The effects on the U.S. economy caused by 30 years of offshore outsourcing of production and jobs is starting to drive major changes in the American political system. The rise of a “precariat” class of Americans — those who are living “precarious” lives — has created a populist movement that shows no sign of acquiescing to the “establishment” in both the Democratic and Republican parties.
[Richard A. McCormack| February 2016 |Manufacturing & Technology News]
The new precariat comprises a growing class of people who are going nowhere in their jobs, who are insecure and unstable. The group is “experiencing the breaking apart of the American Dream, which is what historically held the country together — the rise of the middle class, with everyone doing better,” notes visiting scholar John Russo of Georgetown University’s Kalmanovitz Initiative for Labor and the Working Poor. “It’s not working that way any more.”
Driving the rise of the precariat is a society that is not generating enough wealth.

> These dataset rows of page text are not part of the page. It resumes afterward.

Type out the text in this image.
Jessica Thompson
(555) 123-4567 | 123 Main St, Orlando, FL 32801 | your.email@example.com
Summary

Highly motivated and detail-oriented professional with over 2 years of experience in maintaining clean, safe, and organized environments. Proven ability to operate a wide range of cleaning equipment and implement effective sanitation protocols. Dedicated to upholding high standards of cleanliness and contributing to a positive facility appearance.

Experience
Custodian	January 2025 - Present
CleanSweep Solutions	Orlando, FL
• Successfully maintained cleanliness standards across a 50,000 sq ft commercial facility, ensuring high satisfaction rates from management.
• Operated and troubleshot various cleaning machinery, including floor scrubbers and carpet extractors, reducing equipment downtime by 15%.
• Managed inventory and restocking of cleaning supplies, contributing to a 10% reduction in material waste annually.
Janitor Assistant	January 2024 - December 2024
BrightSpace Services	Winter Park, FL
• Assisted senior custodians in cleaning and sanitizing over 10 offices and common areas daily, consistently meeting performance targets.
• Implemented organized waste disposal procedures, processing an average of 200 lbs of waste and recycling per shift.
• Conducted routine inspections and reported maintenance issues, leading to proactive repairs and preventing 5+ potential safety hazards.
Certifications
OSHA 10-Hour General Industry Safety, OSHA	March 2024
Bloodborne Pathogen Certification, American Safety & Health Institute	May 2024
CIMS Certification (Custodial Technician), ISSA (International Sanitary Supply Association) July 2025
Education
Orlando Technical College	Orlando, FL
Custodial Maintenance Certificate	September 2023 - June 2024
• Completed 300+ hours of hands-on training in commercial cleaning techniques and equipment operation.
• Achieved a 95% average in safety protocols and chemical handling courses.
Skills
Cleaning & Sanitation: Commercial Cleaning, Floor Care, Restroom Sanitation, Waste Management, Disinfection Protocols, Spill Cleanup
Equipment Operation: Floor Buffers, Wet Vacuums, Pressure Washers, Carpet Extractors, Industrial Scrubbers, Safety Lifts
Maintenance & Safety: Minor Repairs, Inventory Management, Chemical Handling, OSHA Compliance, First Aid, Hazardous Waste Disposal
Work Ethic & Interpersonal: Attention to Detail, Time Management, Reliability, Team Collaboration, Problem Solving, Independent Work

De-industrialization, the shift of major goods-producing industries to foreign nations, and both the Republican and Democratic establishment’s embrace of free trade, are leading to a populist uprising.
The precariat is becoming one of the largest classes of Americans, encompassing far more than blue-collar workers who have been slammed by economic forces outside of their control. It now includes millions of Americans with college degrees who are under compensated or can’t find full-time employment with benefits.